It’s time for the 10th Annual Luke Walton All-Stars, honoring journeymen and guys who have fought to stick in the NBA. (Learn about the origins of the column here.)
Brown walked into the Detroit Pistons practice facility in November when his phone blew up: After a solid second season, the Pistons were trading him to the Brooklyn Nets.
“I thought I was gonna be in Detroit a while,” Brown says. He walked in and said goodbye to staffers.
The Nets envisioned Brown as a switchable 3-and-D complement to Kevin Durant and Kyrie Irving. Brown struggled in camp, and began the season out of Steve Nash’s rotation. “I just wasn’t comfortable yet,” Brown says.
“I was already worried how he would fit in, because he is not a lights-out shooter,” says Jim Larranaga, Brown’s coach at the University of Miami.
Nash still felt Brown had a role. “Bruce plays his ass off,” Nash says. “He defends on a team without a lot of guys like that. How do we keep him on the floor?”
What if Brown could become a screener, effectively transforming into a center on offense? “I was not even halfway expecting anything like this,” Nash says. “But he jumped at the ask.”
Brown became an unconventional pick-and-roll partner for Durant, Irving, and eventually James Harden. (Detroit staffers privately joked that Harden wanted Brooklyn so he wouldn’t have to deal with Brown guarding him. In two head-to-head games, Harden was 2-of-11 with Brown defending him, per Second Spectrum.)

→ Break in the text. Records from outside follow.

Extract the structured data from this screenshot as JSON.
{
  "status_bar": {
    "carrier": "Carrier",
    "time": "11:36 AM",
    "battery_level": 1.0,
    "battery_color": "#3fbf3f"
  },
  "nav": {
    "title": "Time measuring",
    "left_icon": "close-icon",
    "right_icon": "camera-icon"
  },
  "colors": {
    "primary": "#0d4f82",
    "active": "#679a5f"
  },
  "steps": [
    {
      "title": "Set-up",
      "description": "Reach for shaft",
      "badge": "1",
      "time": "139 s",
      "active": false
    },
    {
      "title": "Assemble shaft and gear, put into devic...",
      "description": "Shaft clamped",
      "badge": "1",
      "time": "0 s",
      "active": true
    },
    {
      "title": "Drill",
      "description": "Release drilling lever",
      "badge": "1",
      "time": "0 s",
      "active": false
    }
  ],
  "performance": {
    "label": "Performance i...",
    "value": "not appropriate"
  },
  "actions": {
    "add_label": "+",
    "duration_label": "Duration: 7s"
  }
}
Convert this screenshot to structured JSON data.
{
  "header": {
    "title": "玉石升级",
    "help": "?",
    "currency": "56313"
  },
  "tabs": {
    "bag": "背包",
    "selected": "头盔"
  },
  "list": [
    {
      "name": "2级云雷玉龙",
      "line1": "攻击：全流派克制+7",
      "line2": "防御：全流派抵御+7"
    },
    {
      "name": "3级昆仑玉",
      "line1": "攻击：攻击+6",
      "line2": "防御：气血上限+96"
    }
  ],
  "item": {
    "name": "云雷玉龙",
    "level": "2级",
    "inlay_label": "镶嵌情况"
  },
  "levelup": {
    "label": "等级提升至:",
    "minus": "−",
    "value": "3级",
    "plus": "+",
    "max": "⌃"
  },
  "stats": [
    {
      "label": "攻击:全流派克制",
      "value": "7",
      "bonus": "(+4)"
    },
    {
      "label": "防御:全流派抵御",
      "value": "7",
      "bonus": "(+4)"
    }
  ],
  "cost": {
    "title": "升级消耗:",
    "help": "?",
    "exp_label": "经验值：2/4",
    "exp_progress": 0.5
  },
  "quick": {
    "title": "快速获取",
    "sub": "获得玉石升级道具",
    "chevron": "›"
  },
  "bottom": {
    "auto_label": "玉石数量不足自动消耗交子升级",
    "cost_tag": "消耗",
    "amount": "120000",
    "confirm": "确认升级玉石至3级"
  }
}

Even when one of Brooklyn’s centers hangs around the rim, Brown can zip inside for layups before the defense rotates.
“That’s not easy for a guard,” Nash says. “You’ve never done that in your life.”
Brown became adept at slinking into voids when his defender gawked at Brooklyn’s stars:
He has rebounded 9% of Brooklyn’s misses while on the floor, one of the 10 highest single-season offensive rebounding rates ever among players listed 6-foot-4 or shorter, per Basketball-Reference.
Brown was almost inventing a new position: “rover,” or “center fielder.”
“It was really my only way to score,” he says. “The guy guarding me is trying to muck up the paint. Once I hit a few floaters, they gotta keep an eye on me.”
None of this surprises Brown’s coaches at the University of Miami. “He’s a glue guy,” Larranaga says. “He’s an amoeba. He changes form. He’s the best rebounding guard I’ve ever coached.”
They learned Brown’s no-frills nature as they recruited him. Brown would not answer Larranaga’s calls or texts. The coaches assumed Brown was not interested. Turned out, he was not interested in the fanfare. In the fall of his senior year, Brown phoned Larranaga and asked when Miami’s coaches were going to visit.
“‘Bruce, are you serious?'” Larranaga recalls replying. “‘You never answer!'”
Brown wanted to see which schools would persist amid his ghosting, he says.
Brown has endeared himself to Brooklyn’s stars with his no-drama approach and embrace of grunt work.